EDITORIAL: VIHA cost-cutting wounds seniors

Vancouver Island Health Authority puts financial health before that of patients in clinic decision

Everyone wants to keep health care costs down, but we have to take a second look at the Vancouver Island Health Authority’s decision to cut hours at community labs and cut out home visits for those who are unable to access labs on their own.

Years ago, our health care system began to move away from the attitude that institutionalization is best. New mothers who previously spent a week in hospital after giving birth are now sent home in hours rather than days. Advances in surgical procedures such as gall bladder removal and even the insertion of stents in the heart now have patients heading home in less than a week.

Cutting costs by amalgamating lab services might make good financial sense, but it doesn’t make sense when we want to promote good, preventative medical care.

There are many more support services available to help keep our senior population at home longer, under the care of family members or even under their own care where possible, in order to keep our health care system from being overburdened.

Removing services that allow easier access to health care is a start down a slippery slope to a decline in the overall health of our senior population that we don’t care to see.

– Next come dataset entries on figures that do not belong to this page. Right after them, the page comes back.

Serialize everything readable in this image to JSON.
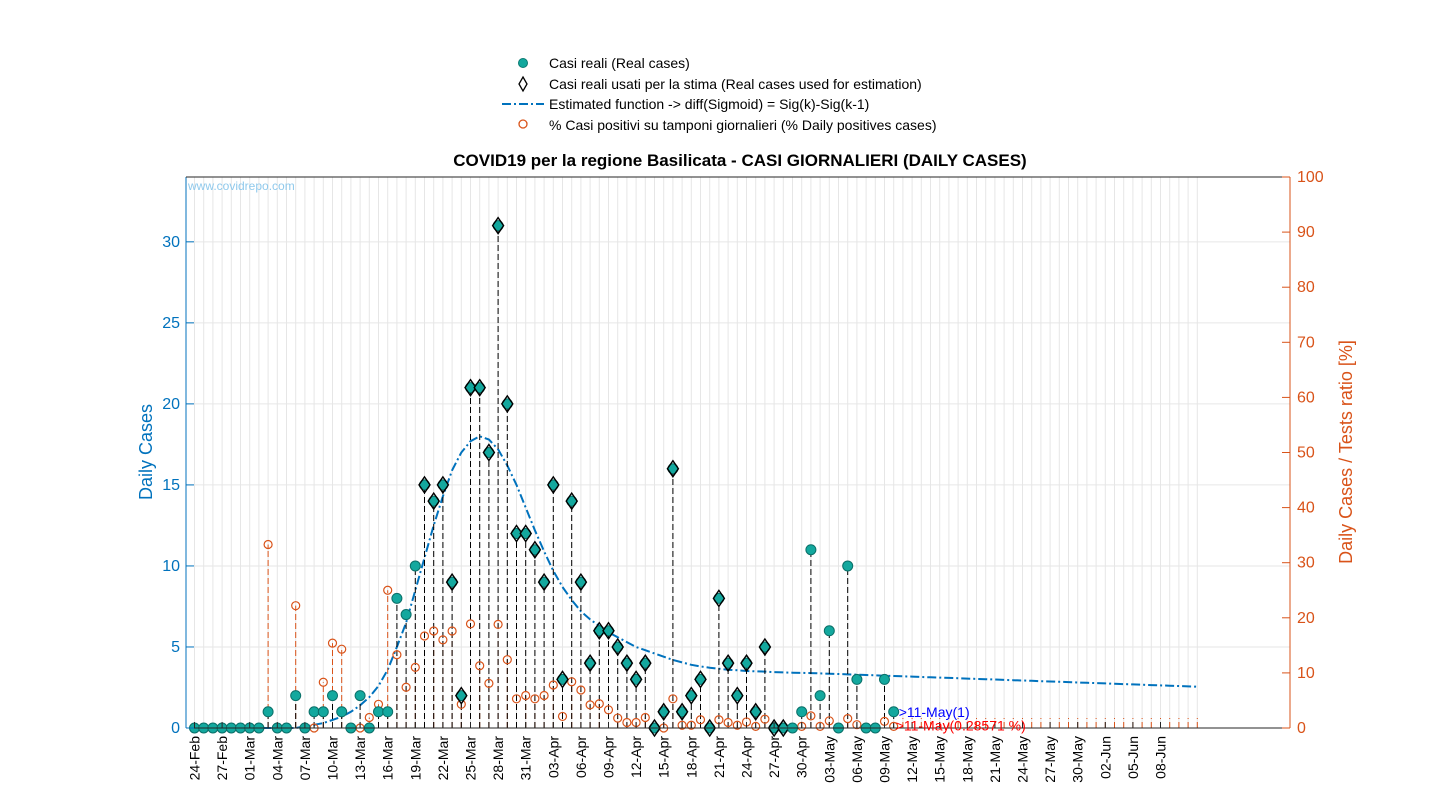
{
  "chart_data": {
    "type": "scatter",
    "title": "COVID19 per la regione Basilicata - CASI GIORNALIERI (DAILY CASES)",
    "watermark": "www.covidrepo.com",
    "ylabel": "Daily Cases",
    "ylabel_right": "Daily Cases / Tests ratio [%]",
    "ylim": [
      0,
      34
    ],
    "ylim_right": [
      0,
      100
    ],
    "yticks": [
      "0",
      "5",
      "10",
      "15",
      "20",
      "25",
      "30"
    ],
    "yticks_right": [
      "0",
      "10",
      "20",
      "30",
      "40",
      "50",
      "60",
      "70",
      "80",
      "90",
      "100"
    ],
    "grid": true,
    "legend_position": "top-center",
    "colors": {
      "cases": "#13A89E",
      "curve": "#0072BD",
      "pct": "#D95319",
      "grid": "#e6e6e6"
    },
    "legend": [
      "Casi reali (Real cases)",
      "Casi reali usati per la stima (Real cases used for estimation)",
      "Estimated function -> diff(Sigmoid) = Sig(k)-Sig(k-1)",
      "% Casi positivi su tamponi giornalieri (% Daily positives cases)"
    ],
    "xticks": [
      "24-Feb",
      "27-Feb",
      "01-Mar",
      "04-Mar",
      "07-Mar",
      "10-Mar",
      "13-Mar",
      "16-Mar",
      "19-Mar",
      "22-Mar",
      "25-Mar",
      "28-Mar",
      "31-Mar",
      "03-Apr",
      "06-Apr",
      "09-Apr",
      "12-Apr",
      "15-Apr",
      "18-Apr",
      "21-Apr",
      "24-Apr",
      "27-Apr",
      "30-Apr",
      "03-May",
      "06-May",
      "09-May",
      "12-May",
      "15-May",
      "18-May",
      "21-May",
      "24-May",
      "27-May",
      "30-May",
      "02-Jun",
      "05-Jun",
      "08-Jun"
    ],
    "x_start": "24-Feb",
    "series": [
      {
        "name": "Casi reali (Real cases)",
        "values": [
          0,
          0,
          0,
          0,
          0,
          0,
          0,
          0,
          1,
          0,
          0,
          2,
          0,
          1,
          1,
          2,
          1,
          0,
          2,
          0,
          1,
          1,
          8,
          7,
          10,
          15,
          14,
          15,
          9,
          2,
          21,
          21,
          17,
          31,
          20,
          12,
          12,
          11,
          9,
          15,
          3,
          14,
          9,
          4,
          6,
          6,
          5,
          4,
          3,
          4,
          0,
          1,
          16,
          1,
          2,
          3,
          0,
          8,
          4,
          2,
          4,
          1,
          5,
          0,
          0,
          0,
          1,
          11,
          2,
          6,
          0,
          10,
          3,
          0,
          0,
          3,
          1
        ]
      },
      {
        "name": "Casi reali usati per la stima (Real cases used for estimation)",
        "start_index": 25,
        "end_index": 64
      },
      {
        "name": "Estimated function -> diff(Sigmoid) = Sig(k)-Sig(k-1)",
        "values": [
          0,
          0,
          0,
          0,
          0,
          0,
          0,
          0,
          0,
          0,
          0,
          0,
          0.1,
          0.2,
          0.3,
          0.5,
          0.7,
          1.0,
          1.4,
          1.9,
          2.6,
          3.6,
          5.0,
          6.5,
          8.5,
          10.5,
          12.5,
          14.3,
          15.9,
          17.0,
          17.7,
          18.0,
          17.8,
          17.2,
          16.2,
          15.0,
          13.6,
          12.2,
          10.9,
          9.7,
          8.7,
          7.9,
          7.2,
          6.7,
          6.3,
          5.9,
          5.6,
          5.3,
          5.0,
          4.8,
          4.6,
          4.4,
          4.2,
          4.05,
          3.9,
          3.8,
          3.72,
          3.66,
          3.6,
          3.56,
          3.52,
          3.5,
          3.48,
          3.45,
          3.43,
          3.41,
          3.4,
          3.39,
          3.37,
          3.35,
          3.33,
          3.31,
          3.29,
          3.27,
          3.25,
          3.23,
          3.21,
          3.19,
          3.17,
          3.15,
          3.13,
          3.11,
          3.09,
          3.07,
          3.05,
          3.03,
          3.01,
          2.99,
          2.97,
          2.95,
          2.93,
          2.91,
          2.89,
          2.87,
          2.85,
          2.83,
          2.81,
          2.79,
          2.77,
          2.75,
          2.73,
          2.71,
          2.69,
          2.67,
          2.65,
          2.63,
          2.61,
          2.59,
          2.57,
          2.55
        ]
      },
      {
        "name": "% Casi positivi su tamponi giornalieri (% Daily positives cases)",
        "values": [
          0,
          0,
          0,
          0,
          0,
          0,
          0,
          0,
          33.3,
          0,
          0,
          22.2,
          0,
          0,
          8.3,
          15.4,
          14.3,
          0,
          0,
          1.9,
          4.3,
          25,
          13.3,
          7.4,
          11,
          16.7,
          17.6,
          16,
          17.6,
          4.3,
          18.9,
          11.3,
          8.1,
          18.8,
          12.4,
          5.3,
          5.9,
          5.3,
          5.9,
          7.8,
          2.1,
          8.4,
          6.9,
          4.2,
          4.4,
          3.3,
          1.8,
          1.0,
          1.0,
          1.9,
          0,
          0,
          5.3,
          0.5,
          0.5,
          1.5,
          0,
          1.5,
          1.0,
          0.5,
          1.1,
          0.3,
          1.6,
          0,
          0,
          0,
          0.3,
          2.2,
          0.3,
          1.3,
          0,
          1.7,
          0.6,
          0,
          0,
          1.2,
          0.3
        ]
      }
    ],
    "annotations": {
      "last_case": ">11-May(1)",
      "last_pct": ">11-May(0.28571 %)"
    }
  }
}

As the “sandwich generation” works to put kids through university while taking care of elderly parents, the availability of home lab technician  visits or weekend lab hours is just one more service that allows those of all generations to maintain good health.

Seniors are the people that helped build our health care system. Centralizing lab services or leaving them to the private sector only helps to reinforce the belief the system is now abandoning them.

The Heart and Stroke Foundation of Canada, in its Make Health Last campaign, states that Canadians are living longer, but not necessarily healthier. It says on average, we spend our final 10 years dealing with sickness and disease.

However, our health care decisions can have an impact on how healthy our final years are, and the services we are able to access will be a big part of that overall picture.

With our quickly aging population, VIHA must begin now to look for ways to accommodate, rather than alienate our seniors.

What it comes down to is a cost-saving versus life-saving decision for VIHA.